Она, не торопясь, все с тем же пренебрежительным выражением в чертах, поднялась по ступенькам крылечка, прошла чрез пустую бывшую «девичью» и вывела брата в длинный и широкий коридор, освещенный с противоположного конца его стеклянною дверью, выходившею в «танцевальную залу», уже знакомую читателю. Прилепленная к одной из стен этого коридора крутая и почти совершенно темная лестница в два колена подымалась в мезонин, состоявший из четырех весьма просторных комнат, отделенных одна от другой тонкими дощатыми перегородками (в предположениях строителя дома, майора Фамагантова, мезонин этот должен был служить «запасною половиной», предназначавшеюся для приезда гостей или помещения «гувернанток» и «учителей»; но половина эта так и осталась не отделанною ни им, ни его приемниками). Одна лишь из этих комнат, избранная себе в жилище Антоннной Дмитриевной, имела несколько жилой вид. Она нашла средство оклеить голое дерево чистенькими обоями, обить пол дешевым серым сукном, повесила ситцевые занавеси на окна и кисейные над кроватью и велела перенести сюда, отчистить и исправить все, что нашла еще годного в мебельной рухляди дома. На стенах у нее выглядывали из золотых рам кое-какие хорошие гравюры, на столах и комодах расставлены были иные ценные bibelots2, полученные ею в дар в пору пребывания ее в Петербурге у тетки, графини Лахницкой, или поднесенные ей недавно «Ротшильдом de l’endroit», как выражался ее отец, Провом Ефремовичем Сусальцевым.
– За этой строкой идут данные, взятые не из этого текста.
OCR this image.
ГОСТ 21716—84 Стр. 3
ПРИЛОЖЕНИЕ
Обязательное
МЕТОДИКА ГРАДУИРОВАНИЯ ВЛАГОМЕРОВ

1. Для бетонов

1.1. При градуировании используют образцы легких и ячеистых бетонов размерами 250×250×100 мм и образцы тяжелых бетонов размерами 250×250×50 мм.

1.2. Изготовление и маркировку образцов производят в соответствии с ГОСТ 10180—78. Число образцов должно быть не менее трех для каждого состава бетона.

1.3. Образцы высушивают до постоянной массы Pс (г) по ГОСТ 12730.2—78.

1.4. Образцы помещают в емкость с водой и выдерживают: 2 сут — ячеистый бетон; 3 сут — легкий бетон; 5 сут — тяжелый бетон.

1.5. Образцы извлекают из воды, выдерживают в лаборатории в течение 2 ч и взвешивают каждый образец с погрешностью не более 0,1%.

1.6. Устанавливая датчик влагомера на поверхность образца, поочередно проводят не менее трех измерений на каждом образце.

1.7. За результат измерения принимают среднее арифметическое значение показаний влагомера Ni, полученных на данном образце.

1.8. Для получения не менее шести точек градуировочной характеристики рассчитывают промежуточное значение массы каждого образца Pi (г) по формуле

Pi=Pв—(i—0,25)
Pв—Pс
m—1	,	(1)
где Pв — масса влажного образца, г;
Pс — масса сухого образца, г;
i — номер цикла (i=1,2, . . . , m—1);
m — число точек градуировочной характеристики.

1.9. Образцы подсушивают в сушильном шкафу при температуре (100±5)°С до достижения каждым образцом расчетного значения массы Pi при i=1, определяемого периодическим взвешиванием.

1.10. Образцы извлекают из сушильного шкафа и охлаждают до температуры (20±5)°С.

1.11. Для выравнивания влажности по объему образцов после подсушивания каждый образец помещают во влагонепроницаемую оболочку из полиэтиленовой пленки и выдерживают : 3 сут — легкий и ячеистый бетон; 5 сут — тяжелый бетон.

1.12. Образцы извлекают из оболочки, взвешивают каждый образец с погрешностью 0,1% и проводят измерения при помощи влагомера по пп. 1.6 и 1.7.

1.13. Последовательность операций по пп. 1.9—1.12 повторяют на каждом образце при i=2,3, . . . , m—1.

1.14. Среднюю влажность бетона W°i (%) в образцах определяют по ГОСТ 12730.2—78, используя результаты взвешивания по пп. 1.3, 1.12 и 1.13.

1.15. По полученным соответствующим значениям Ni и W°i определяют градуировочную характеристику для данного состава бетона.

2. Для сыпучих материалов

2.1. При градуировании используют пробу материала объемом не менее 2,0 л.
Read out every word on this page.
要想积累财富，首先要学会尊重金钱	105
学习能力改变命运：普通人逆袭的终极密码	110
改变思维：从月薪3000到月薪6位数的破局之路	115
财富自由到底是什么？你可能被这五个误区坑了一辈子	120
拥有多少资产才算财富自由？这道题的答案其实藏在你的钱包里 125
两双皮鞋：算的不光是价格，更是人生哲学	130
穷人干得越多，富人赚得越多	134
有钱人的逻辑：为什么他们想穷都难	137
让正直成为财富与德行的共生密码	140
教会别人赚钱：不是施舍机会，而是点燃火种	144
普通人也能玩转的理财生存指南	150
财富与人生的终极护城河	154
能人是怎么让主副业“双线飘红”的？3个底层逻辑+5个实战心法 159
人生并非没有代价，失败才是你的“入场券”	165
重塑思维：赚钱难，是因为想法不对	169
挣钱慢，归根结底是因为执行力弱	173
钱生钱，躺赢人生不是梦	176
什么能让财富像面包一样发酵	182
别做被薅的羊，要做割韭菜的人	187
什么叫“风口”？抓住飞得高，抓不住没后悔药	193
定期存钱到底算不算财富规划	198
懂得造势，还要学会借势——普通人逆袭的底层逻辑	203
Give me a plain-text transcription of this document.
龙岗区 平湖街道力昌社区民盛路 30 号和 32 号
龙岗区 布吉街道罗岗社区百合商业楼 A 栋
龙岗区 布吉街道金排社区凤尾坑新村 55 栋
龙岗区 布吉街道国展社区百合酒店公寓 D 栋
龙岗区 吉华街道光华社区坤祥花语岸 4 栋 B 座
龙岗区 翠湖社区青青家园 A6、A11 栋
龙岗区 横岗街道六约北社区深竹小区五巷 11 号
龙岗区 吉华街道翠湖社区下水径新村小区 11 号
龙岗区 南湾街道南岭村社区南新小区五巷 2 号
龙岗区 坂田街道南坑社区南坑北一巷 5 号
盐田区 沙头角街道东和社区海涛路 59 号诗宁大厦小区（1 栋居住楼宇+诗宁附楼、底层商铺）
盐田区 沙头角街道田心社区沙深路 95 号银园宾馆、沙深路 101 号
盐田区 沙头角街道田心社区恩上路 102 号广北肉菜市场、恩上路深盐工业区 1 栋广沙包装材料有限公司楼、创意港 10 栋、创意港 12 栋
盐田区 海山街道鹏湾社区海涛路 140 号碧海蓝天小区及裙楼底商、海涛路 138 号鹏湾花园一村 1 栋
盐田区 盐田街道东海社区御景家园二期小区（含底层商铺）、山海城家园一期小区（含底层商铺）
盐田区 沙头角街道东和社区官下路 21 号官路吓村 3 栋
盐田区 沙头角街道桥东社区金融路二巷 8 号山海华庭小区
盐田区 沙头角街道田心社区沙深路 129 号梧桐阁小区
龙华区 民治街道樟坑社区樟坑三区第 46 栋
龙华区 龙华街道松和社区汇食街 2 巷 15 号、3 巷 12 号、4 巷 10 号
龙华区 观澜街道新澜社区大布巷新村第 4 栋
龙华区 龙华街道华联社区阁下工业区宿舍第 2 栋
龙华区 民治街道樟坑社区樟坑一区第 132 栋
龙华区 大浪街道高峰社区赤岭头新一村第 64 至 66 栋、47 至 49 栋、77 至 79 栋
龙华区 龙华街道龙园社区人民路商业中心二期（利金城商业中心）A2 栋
Она теперь одна жила в мезонине – жила особняком, выходя из своей комнаты лишь для прогулок и изредка к обеду вниз (ей «претила» грубая кухня деревенской кухарки, и она по целым неделям иной раз питалась шоколадом, конфетами и страсбургскими пирогами из дичи и foie gras3, которые привозил ей вместе с массой новейших французских романов, буквально поглощавшихся ею за один присест, все тот же очарованный ею Сусальцев). К отцу заходила она раз в день, по утрам, когда, по выражению ее, «он был еще возможен», здравствовалась с ним, обменивалась двумя-тремя словами (он сам как бы смущался ее присутствием, ежился и помалчивал) и величественно удалялась в свой «аппартамент», где проводила целые дни за чтением Габорио, Зола4 е tutti quanti, и куда, кроме Сусальцева, которого принимала она здесь «в виде особой милости», имела доступ лишь Варюшка, дочь Мавры, немая, но шустрая девчонка лет четырнадцати, специально забранная ею себе в горничные и которую она весьма скоро отлично умела выдрессировать на эту должность.
«Непрезентабельного» брата, в его «лохмотьях и грязи», она, само собою, не сочла нужным допустить в это свое sanctum sanctorum5 и повела его прямо в отдаленнейшую от своей, выходившую на двор бывшую Настину комнату. Мебель здесь состояла из какого-то кривого стола, двух стульев и старого дивана с вылезавшею из-под прорванной покрышки его мочалой.